The dermal infiltration of immune cells in response to TPA has previously been shown to augment proliferation and promote skin carcinogenesis (reviewed in [50]). Our analysis of mast cells (toluidine blue staining) and macrophages (IHC to detect F4/80) in Scrib ^+/+ and Scrib-deficient epidermis that has undergone short-term treatment with either acetone, DMBA, TPA or DMBA/TPA revealed no difference in the frequency of these immune cell types (Additional file 4: Figure S4B and C). These data indicate that Scrib deletion is not likely to facilitate tumour initiation/growth by mediating inflammatory responses.
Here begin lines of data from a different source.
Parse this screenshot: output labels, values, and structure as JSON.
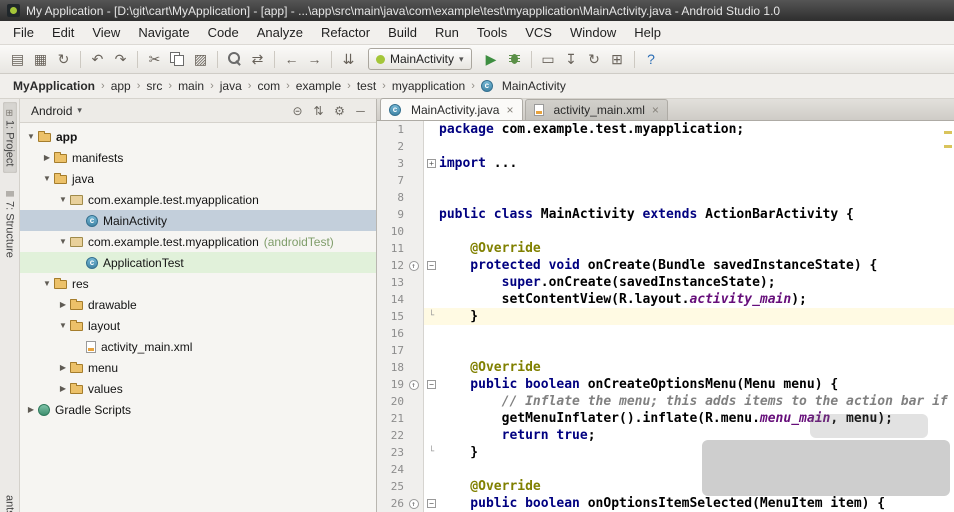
{
  "titlebar": {
    "title": "My Application - [D:\\git\\cart\\MyApplication] - [app] - ...\\app\\src\\main\\java\\com\\example\\test\\myapplication\\MainActivity.java - Android Studio 1.0"
  },
  "menubar": {
    "items": [
      "File",
      "Edit",
      "View",
      "Navigate",
      "Code",
      "Analyze",
      "Refactor",
      "Build",
      "Run",
      "Tools",
      "VCS",
      "Window",
      "Help"
    ]
  },
  "toolbar": {
    "groups": [
      {
        "icons": [
          {
            "name": "open-icon",
            "glyph": "▤"
          },
          {
            "name": "save-all-icon",
            "glyph": "▦"
          },
          {
            "name": "synchronize-icon",
            "glyph": "↻"
          }
        ]
      },
      {
        "icons": [
          {
            "name": "undo-icon",
            "glyph": "↶"
          },
          {
            "name": "redo-icon",
            "glyph": "↷"
          }
        ]
      },
      {
        "icons": [
          {
            "name": "cut-icon",
            "glyph": "✂"
          },
          {
            "name": "copy-icon",
            "shape": "copy"
          },
          {
            "name": "paste-icon",
            "glyph": "▨"
          }
        ]
      },
      {
        "icons": [
          {
            "name": "find-icon",
            "shape": "magnifier"
          },
          {
            "name": "replace-icon",
            "glyph": "⇄"
          }
        ]
      },
      {
        "icons": [
          {
            "name": "back-icon",
            "glyph": "←"
          },
          {
            "name": "forward-icon",
            "glyph": "→"
          }
        ]
      },
      {
        "icons": [
          {
            "name": "compile-icon",
            "glyph": "⇊"
          }
        ]
      }
    ],
    "run_config": {
      "label": "MainActivity",
      "caret": "▾"
    },
    "run_groups": [
      {
        "icons": [
          {
            "name": "run-icon",
            "glyph": "▶",
            "color": "#3e8e41"
          },
          {
            "name": "debug-icon",
            "shape": "bug"
          }
        ]
      },
      {
        "icons": [
          {
            "name": "avd-manager-icon",
            "glyph": "▭"
          },
          {
            "name": "sdk-manager-icon",
            "glyph": "↧"
          },
          {
            "name": "sync-gradle-icon",
            "glyph": "↻"
          },
          {
            "name": "project-structure-icon",
            "glyph": "⊞"
          }
        ]
      },
      {
        "icons": [
          {
            "name": "help-icon",
            "glyph": "?",
            "color": "#2a6db5"
          }
        ]
      }
    ]
  },
  "breadcrumbs": {
    "separator": "›",
    "items": [
      {
        "label": "MyApplication",
        "bold": true
      },
      {
        "label": "app"
      },
      {
        "label": "src"
      },
      {
        "label": "main"
      },
      {
        "label": "java"
      },
      {
        "label": "com"
      },
      {
        "label": "example"
      },
      {
        "label": "test"
      },
      {
        "label": "myapplication"
      },
      {
        "label": "MainActivity",
        "icon": "class"
      }
    ]
  },
  "tool_windows": {
    "left_top": [
      {
        "label": "1: Project",
        "glyph": "⊞",
        "active": true
      },
      {
        "label": "7: Structure",
        "glyph": "≣",
        "active": false
      }
    ],
    "left_bottom_partial": "ants"
  },
  "project_panel": {
    "header": {
      "view": "Android",
      "caret": "▾",
      "icons": [
        {
          "name": "collapse-all-icon",
          "glyph": "⊝"
        },
        {
          "name": "scroll-to-source-icon",
          "glyph": "⇅"
        },
        {
          "name": "settings-gear-icon",
          "glyph": "⚙"
        },
        {
          "name": "hide-panel-icon",
          "glyph": "─"
        }
      ]
    },
    "tree": [
      {
        "id": "app",
        "indent": 0,
        "arrow": "open",
        "icon": "folder",
        "label": "app",
        "bold": true
      },
      {
        "id": "manifests",
        "indent": 1,
        "arrow": "closed",
        "icon": "folder",
        "label": "manifests"
      },
      {
        "id": "java",
        "indent": 1,
        "arrow": "open",
        "icon": "folder",
        "label": "java"
      },
      {
        "id": "package-main",
        "indent": 2,
        "arrow": "open",
        "icon": "package",
        "label": "com.example.test.myapplication"
      },
      {
        "id": "mainactivity",
        "indent": 3,
        "arrow": "none",
        "icon": "class",
        "label": "MainActivity",
        "selected": true
      },
      {
        "id": "package-androidtest",
        "indent": 2,
        "arrow": "open",
        "icon": "package",
        "label": "com.example.test.myapplication",
        "suffix": "(androidTest)"
      },
      {
        "id": "applicationtest",
        "indent": 3,
        "arrow": "none",
        "icon": "class",
        "label": "ApplicationTest",
        "highlight": "green"
      },
      {
        "id": "res",
        "indent": 1,
        "arrow": "open",
        "icon": "folder",
        "label": "res"
      },
      {
        "id": "drawable",
        "indent": 2,
        "arrow": "closed",
        "icon": "folder",
        "label": "drawable"
      },
      {
        "id": "layout",
        "indent": 2,
        "arrow": "open",
        "icon": "folder",
        "label": "layout"
      },
      {
        "id": "activity-main-xml",
        "indent": 3,
        "arrow": "none",
        "icon": "xml",
        "label": "activity_main.xml"
      },
      {
        "id": "menu",
        "indent": 2,
        "arrow": "closed",
        "icon": "folder",
        "label": "menu"
      },
      {
        "id": "values",
        "indent": 2,
        "arrow": "closed",
        "icon": "folder",
        "label": "values"
      },
      {
        "id": "gradle-scripts",
        "indent": 0,
        "arrow": "closed",
        "icon": "gradle",
        "label": "Gradle Scripts"
      }
    ]
  },
  "editor": {
    "tabs": [
      {
        "label": "MainActivity.java",
        "icon": "class",
        "close": "×",
        "active": true
      },
      {
        "label": "activity_main.xml",
        "icon": "xml",
        "close": "×",
        "active": false
      }
    ],
    "lines": [
      {
        "n": "1",
        "tokens": [
          [
            "kw",
            "package "
          ],
          [
            "pl",
            "com.example.test.myapplication;"
          ]
        ]
      },
      {
        "n": "2",
        "tokens": []
      },
      {
        "n": "3",
        "fold": "+",
        "tokens": [
          [
            "kw",
            "import "
          ],
          [
            "pl",
            "..."
          ]
        ]
      },
      {
        "n": "7",
        "tokens": []
      },
      {
        "n": "8",
        "tokens": []
      },
      {
        "n": "9",
        "tokens": [
          [
            "kw",
            "public class "
          ],
          [
            "pl",
            "MainActivity "
          ],
          [
            "kw",
            "extends "
          ],
          [
            "pl",
            "ActionBarActivity {"
          ]
        ]
      },
      {
        "n": "10",
        "tokens": []
      },
      {
        "n": "11",
        "tokens": [
          [
            "an",
            "    @Override"
          ]
        ]
      },
      {
        "n": "12",
        "fold": "-",
        "gutter": "override",
        "tokens": [
          [
            "kw",
            "    protected void "
          ],
          [
            "pl",
            "onCreate(Bundle savedInstanceState) {"
          ]
        ]
      },
      {
        "n": "13",
        "tokens": [
          [
            "kw",
            "        super"
          ],
          [
            "pl",
            ".onCreate(savedInstanceState);"
          ]
        ]
      },
      {
        "n": "14",
        "tokens": [
          [
            "pl",
            "        setContentView(R.layout."
          ],
          [
            "fi",
            "activity_main"
          ],
          [
            "pl",
            ");"
          ]
        ]
      },
      {
        "n": "15",
        "fold": "end",
        "current": true,
        "tokens": [
          [
            "pl",
            "    }"
          ]
        ]
      },
      {
        "n": "16",
        "tokens": []
      },
      {
        "n": "17",
        "tokens": []
      },
      {
        "n": "18",
        "tokens": [
          [
            "an",
            "    @Override"
          ]
        ]
      },
      {
        "n": "19",
        "fold": "-",
        "gutter": "override",
        "tokens": [
          [
            "kw",
            "    public boolean "
          ],
          [
            "pl",
            "onCreateOptionsMenu(Menu menu) {"
          ]
        ]
      },
      {
        "n": "20",
        "tokens": [
          [
            "cm",
            "        // Inflate the menu; this adds items to the action bar if"
          ]
        ]
      },
      {
        "n": "21",
        "tokens": [
          [
            "pl",
            "        getMenuInflater().inflate(R.menu."
          ],
          [
            "fi",
            "menu_main"
          ],
          [
            "pl",
            ", menu);"
          ]
        ]
      },
      {
        "n": "22",
        "tokens": [
          [
            "kw",
            "        return true"
          ],
          [
            "pl",
            ";"
          ]
        ]
      },
      {
        "n": "23",
        "fold": "end",
        "tokens": [
          [
            "pl",
            "    }"
          ]
        ]
      },
      {
        "n": "24",
        "tokens": []
      },
      {
        "n": "25",
        "tokens": [
          [
            "an",
            "    @Override"
          ]
        ]
      },
      {
        "n": "26",
        "fold": "-",
        "gutter": "override",
        "tokens": [
          [
            "kw",
            "    public boolean "
          ],
          [
            "pl",
            "onOptionsItemSelected(MenuItem item) {"
          ]
        ]
      }
    ]
  },
  "colors": {
    "keyword": "#000080",
    "annotation": "#808000",
    "comment": "#808080",
    "field_reference": "#660E7A",
    "current_line_highlight": "#FFFAE3",
    "selected_row": "#C3CFDB",
    "test_row_highlight": "#E1F1DA",
    "run_button_green": "#3E8E41",
    "android_green": "#A4C639"
  }
}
Since we observed no changes in proliferation in pre-neoplastic Scrib-deficient epidermis, we next investigated the apoptotic index in these mice. Importantly, acetone controls confirmed that Scrib loss is not sufficient to alter CC3-mediated keratinocyte apoptosis. However, compared to Scrib ^+/+ and Scrib ^+/fl mice, the number of CC3-positive cells detected by IHC was significantly decreased in Scrib ^fl/fl epidermis treated with either DMBA, TPA or DMBA/TPA for 4 weeks (Fig.  7b, d and Additional file 5: Figure S5A). Likewise, DMBA treatment (+/− TPA) significantly reduced the number of γH2AX-positive cells in Scrib ^fl/fl epidermis (Fig.  7b, e and Additional file 5: Figure S5B), however the number of p53 and p21 positive nuclei remained unchanged (Additional file 5: Figure S5C-E, and data not shown). Thus, these data suggest that Scrib loss impairs the DMBA/TPA-induced apoptotic response via a p53-independent mechanism, presenting a direct mechanism whereby loss of Scrib causes a pre-neoplastic setting in the epidermis.